Плотно сжав губы, один из каменщиков выступил вперед и, не спрашивая ничьего позволения, молотом отбил доску с торца гроба. Она упала на землю, явив взорам собравшихся изношенные подошвы ботинок Фритчли-Баунда. Каменщики резво прикрыли жуткую дыру бетонной плитой и тут же ее зацементировали. Измотанные носильщики передавали по кругу бутылку, надолго прикладываясь к горлышку.
Армейский капеллан торопливо завершил службу, захлопнул молитвенник и немедленно убыл, не скрывая радости, что все закончилось. Но разношерстное сборище скорбящих не торопилось расходиться. Как и обещала, Сюзи затянула «Chant des adieux», на поверку оказавшуюся старой доброй «Auld Lang Syne» [22], только с французскими словами. Голос у нее был сильным и далеко разносился по кладбищу. Амори шагнул к склепу и мелком написал на плите имя и годы жизни Фритчли-Баунда.
— Мраморная табличка будет готова только через несколько недель, — пояснил он.
Сюзи допела, раздались дружные аплодисменты и хлопок пробки: кто-то открыл бутылку.
— Я сейчас же уезжаю в Дижон, — сказал Амори Купер, повернувшись спиной к пестрому обществу. Он увел ее с пронизывающего ветра, и они укрылись в полукруглой нише в задней стене склепа. — Ты получишь свой развод. Только не забудь прислать мне бумаги, хорошо?
— Хорошо.
— На что ты собираешься жить?
— У меня есть кое-какие сбережения.
— Их надолго не хватит. — Он достал конверт из внутреннего кармана шинели. — Вот возьми.
— Не нужно.
— Возьми, — прорычал он. — Если тебе так уж хочется быть дурой, деньги тебе понадобятся.

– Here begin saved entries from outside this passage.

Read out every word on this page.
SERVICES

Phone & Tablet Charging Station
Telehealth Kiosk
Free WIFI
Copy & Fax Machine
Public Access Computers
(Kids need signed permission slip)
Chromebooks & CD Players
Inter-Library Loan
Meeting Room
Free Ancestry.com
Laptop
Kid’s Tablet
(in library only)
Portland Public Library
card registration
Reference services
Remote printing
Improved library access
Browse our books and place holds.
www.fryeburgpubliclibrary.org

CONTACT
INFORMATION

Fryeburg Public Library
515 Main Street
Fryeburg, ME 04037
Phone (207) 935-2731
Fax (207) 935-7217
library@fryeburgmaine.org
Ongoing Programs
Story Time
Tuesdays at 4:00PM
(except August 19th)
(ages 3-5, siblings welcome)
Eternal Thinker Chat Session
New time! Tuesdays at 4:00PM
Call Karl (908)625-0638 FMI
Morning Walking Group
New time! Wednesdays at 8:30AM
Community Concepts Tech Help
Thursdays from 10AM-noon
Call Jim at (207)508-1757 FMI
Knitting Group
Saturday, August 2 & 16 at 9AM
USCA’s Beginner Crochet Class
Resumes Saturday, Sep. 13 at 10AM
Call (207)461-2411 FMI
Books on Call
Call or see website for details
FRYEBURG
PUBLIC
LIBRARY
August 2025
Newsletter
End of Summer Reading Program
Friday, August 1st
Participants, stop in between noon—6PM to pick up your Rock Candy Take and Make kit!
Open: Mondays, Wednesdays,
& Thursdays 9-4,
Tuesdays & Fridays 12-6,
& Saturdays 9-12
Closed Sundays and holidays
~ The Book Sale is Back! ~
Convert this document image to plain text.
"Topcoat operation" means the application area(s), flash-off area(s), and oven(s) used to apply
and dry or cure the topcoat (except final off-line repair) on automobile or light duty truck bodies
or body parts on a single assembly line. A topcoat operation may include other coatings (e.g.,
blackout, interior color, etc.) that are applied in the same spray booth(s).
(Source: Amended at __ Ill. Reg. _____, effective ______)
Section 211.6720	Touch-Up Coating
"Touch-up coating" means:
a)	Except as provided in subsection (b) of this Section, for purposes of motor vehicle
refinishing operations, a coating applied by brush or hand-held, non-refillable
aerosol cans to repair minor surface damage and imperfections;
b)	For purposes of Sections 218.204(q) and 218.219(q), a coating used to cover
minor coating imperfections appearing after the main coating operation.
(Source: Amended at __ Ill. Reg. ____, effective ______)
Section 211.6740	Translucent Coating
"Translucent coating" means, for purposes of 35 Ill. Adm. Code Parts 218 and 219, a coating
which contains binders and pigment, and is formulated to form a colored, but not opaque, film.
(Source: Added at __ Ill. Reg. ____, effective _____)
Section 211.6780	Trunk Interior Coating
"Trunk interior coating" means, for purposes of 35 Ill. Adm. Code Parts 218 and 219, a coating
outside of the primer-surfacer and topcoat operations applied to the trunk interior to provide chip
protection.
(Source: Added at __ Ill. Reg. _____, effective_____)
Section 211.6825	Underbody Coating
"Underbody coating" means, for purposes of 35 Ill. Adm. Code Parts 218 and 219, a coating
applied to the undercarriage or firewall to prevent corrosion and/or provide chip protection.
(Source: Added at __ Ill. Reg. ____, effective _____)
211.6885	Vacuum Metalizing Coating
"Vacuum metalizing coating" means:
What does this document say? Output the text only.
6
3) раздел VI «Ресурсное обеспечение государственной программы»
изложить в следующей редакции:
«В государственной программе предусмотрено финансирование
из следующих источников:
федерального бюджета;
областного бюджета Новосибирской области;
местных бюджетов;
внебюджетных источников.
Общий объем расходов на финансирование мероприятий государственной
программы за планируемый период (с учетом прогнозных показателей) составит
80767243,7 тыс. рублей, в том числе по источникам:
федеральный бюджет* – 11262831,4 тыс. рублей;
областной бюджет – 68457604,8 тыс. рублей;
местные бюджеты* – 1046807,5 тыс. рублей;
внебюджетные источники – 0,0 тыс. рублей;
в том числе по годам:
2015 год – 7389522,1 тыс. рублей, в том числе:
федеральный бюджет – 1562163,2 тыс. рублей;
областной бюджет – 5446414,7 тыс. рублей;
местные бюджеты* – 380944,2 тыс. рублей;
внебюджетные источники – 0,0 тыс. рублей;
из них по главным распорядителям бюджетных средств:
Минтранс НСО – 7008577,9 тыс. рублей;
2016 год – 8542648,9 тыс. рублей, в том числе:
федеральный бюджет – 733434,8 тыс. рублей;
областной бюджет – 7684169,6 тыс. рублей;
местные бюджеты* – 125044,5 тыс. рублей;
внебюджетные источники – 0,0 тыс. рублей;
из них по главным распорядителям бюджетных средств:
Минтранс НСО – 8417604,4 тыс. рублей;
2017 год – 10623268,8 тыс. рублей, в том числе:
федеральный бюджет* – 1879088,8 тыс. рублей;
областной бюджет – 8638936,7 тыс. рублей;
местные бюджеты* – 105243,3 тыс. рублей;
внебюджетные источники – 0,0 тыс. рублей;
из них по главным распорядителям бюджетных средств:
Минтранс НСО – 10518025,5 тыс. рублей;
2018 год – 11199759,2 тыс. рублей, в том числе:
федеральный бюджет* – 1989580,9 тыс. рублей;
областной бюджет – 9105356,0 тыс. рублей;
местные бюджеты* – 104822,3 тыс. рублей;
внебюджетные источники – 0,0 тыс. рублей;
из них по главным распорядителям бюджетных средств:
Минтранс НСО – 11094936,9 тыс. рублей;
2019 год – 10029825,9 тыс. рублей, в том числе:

— Не называй меня дурой! — Она так разозлилась, что чуть было не швырнула конверт с деньгами ему в лицо. Но здравый смысл все-таки возобладал. По крайней мере, вспышка раздражения помогла ей удержаться от слез. Она убрала конверт в сумку.
— Дурацкая ситуация. — Амори выглядел абсолютно несчастным.
— Возможно.
— Я не хочу, чтобы, если, не дай бог, с тобой что-то случится, во всем обвинили меня, — сказал он. — Я обещал твоей семье заботиться о тебе. Мне не хочется оставлять тебя одну.
— Не волнуйся. Я ни в чем не стану тебя винить, Амори.
Он с силой потер лицо, словно пытался не заплакать.
— Я люблю тебя. Не представляю, что буду без тебя делать.
— А я думала, ты будешь только рад избавиться от меня. Теперь тебе не придется краснеть за свои многочисленные измены.
— Я никогда не испытывал никакой вины. Возможно, в этом и заключалась проблема.
— Наверное. Ты так ни разу и не извинился.
— А это что-то изменило бы?
— Нет.
— Ну что ж. Значит, прощай. — Он поцеловал ее в щеку. Губы у него были ледяными. — Удачи тебе, Купер.
— Дай ты не зевай, гляди в оба.
Вот и все. Она смотрела, как он уходит по аллее между склепами, закинув на плечо походный баул, плечом к плечу с Хемингуэем. В ней больше не осталось злости. Только ужасное чувство невозвратимой потери — с его уходом она будто утратила часть себя. Как она будет жить без него? Вся ее ложная бравада давным-давно схлынула, и теперь она ощущала только полное опустошение.
Купер почувствовала, как кто-то в знак утешения положил руку ей на плечо.
— Теперь вам нужно пойти домой и отдохнуть, — мягко произнес Диор — конечно, это был он. Она согласно кивнула. Он взял ее под руку, и они, не замеченные остальными, покинули странную кладбищенскую вечеринку, которая только начинала набирать обороты.